The Last Photography is a poignant tale of love, life and war. Oh, and it’s divine.
What’s is all about?
Here’s the blurb from the publisher:
Rook Henderson is an award-winning photographer, still carrying the hidden scars of war. Now, suddenly, he is also a widower. Leaving his son Ralph to pick up the pieces, Rook flies to Vietnam for the first time in fifty years, escaping to the landscape of a place he once knew so well.
But when Ralph follows him out there, seeking answers from the father he barely knows, Rook is forced to unwind his past: his childhood in Yorkshire, his life in London in the 1960s and his marriage to the unforgettable June – and to ask himself what price he has paid for a life behind the lens…

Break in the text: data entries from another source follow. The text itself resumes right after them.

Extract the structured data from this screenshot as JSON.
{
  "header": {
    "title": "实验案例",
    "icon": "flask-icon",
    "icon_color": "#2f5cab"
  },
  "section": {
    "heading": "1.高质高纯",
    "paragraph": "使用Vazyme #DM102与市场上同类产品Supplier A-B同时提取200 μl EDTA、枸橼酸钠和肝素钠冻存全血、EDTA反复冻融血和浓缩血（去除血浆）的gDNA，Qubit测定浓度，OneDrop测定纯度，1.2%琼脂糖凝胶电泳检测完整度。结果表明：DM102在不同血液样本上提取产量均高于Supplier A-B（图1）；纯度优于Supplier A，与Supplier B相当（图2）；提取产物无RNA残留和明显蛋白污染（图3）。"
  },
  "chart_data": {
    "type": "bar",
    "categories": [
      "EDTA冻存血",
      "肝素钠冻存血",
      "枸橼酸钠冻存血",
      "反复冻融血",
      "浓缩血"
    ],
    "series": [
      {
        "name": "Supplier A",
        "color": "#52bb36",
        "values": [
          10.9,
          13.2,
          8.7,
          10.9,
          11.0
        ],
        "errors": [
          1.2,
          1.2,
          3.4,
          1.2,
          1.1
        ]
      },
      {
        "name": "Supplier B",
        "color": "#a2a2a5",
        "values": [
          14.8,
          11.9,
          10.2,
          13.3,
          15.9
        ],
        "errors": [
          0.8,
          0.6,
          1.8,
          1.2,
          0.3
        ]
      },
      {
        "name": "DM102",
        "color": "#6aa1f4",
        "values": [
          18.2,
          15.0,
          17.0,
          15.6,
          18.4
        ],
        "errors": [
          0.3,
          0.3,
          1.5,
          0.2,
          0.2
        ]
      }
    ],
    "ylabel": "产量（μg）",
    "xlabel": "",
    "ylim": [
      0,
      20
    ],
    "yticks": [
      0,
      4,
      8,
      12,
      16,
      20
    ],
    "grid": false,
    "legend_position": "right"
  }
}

You can read a longer extract from the book here.
What’s good about it?
The Last Photograph is an absorbing and captivating book that draws you in from the very start. In fact, it’s so engaging that I read it in one day on a round trip from Newcastle to London.
Chapman is exceptional at crafting consuming senses of time and place in her writing. The book is imbued with the glamour of the 1960s with lustrous descriptions of cocktail parties at The Ritz, fashionable frocks and post-war decadence.
The scenes in Vietnam are equally vivid, and the political tension and threat of violence is tangible. Chapman manages to steer clear of a historical war novel, though. The Vietnam War is a central part of this narrative but it’s used as a vehicle to explore the impact of conflict on real people and Rook’s urge to be a part of the unfolding action on the ground.
The consideration of war in The Last Photograph really intrigued me. It’s not glamorised but the comradery of the war correspondents – journalists and photographers at the coalface of the conflict – is extremely attractive. Rook’s desire to return there, to be part of such a vital and vibrant company, is truly understandable.
Rook is a character that I resonated with on many levels. Like a lot of people from small towns, he yearns to break out and discover the world beyond the inherited life path set out for him from birth. When he and June move to London, there’s an excitement and anticipation to their journey that feels very genuine without being condescending to those who remain at home.
The relationship between Rook and June defines The Last Photograph. At each stage of their marriage, Chapman beautifully captures the joys, tensions and strains on their relationship. From finding their own career paths to starting a family, the dramatic ups and downs of their union are hugely relatable and immensely engaging. Rook’s relationship with his son is also brilliantly portrayed, with just enough pathos and masculine head-butting to make it utterly believable.
The ending of the book is extremely poignant and explains much about Rook’s outlook and life choices. I was genuinely moved when reading the final chapters and saddened to leave these characters behind.
What’s not so good about it?
Not much at all. The pace is great, the characters are well developed and the story is engaging. I highly recommend this book.
The Last Photograph is out now in paperback from Picador.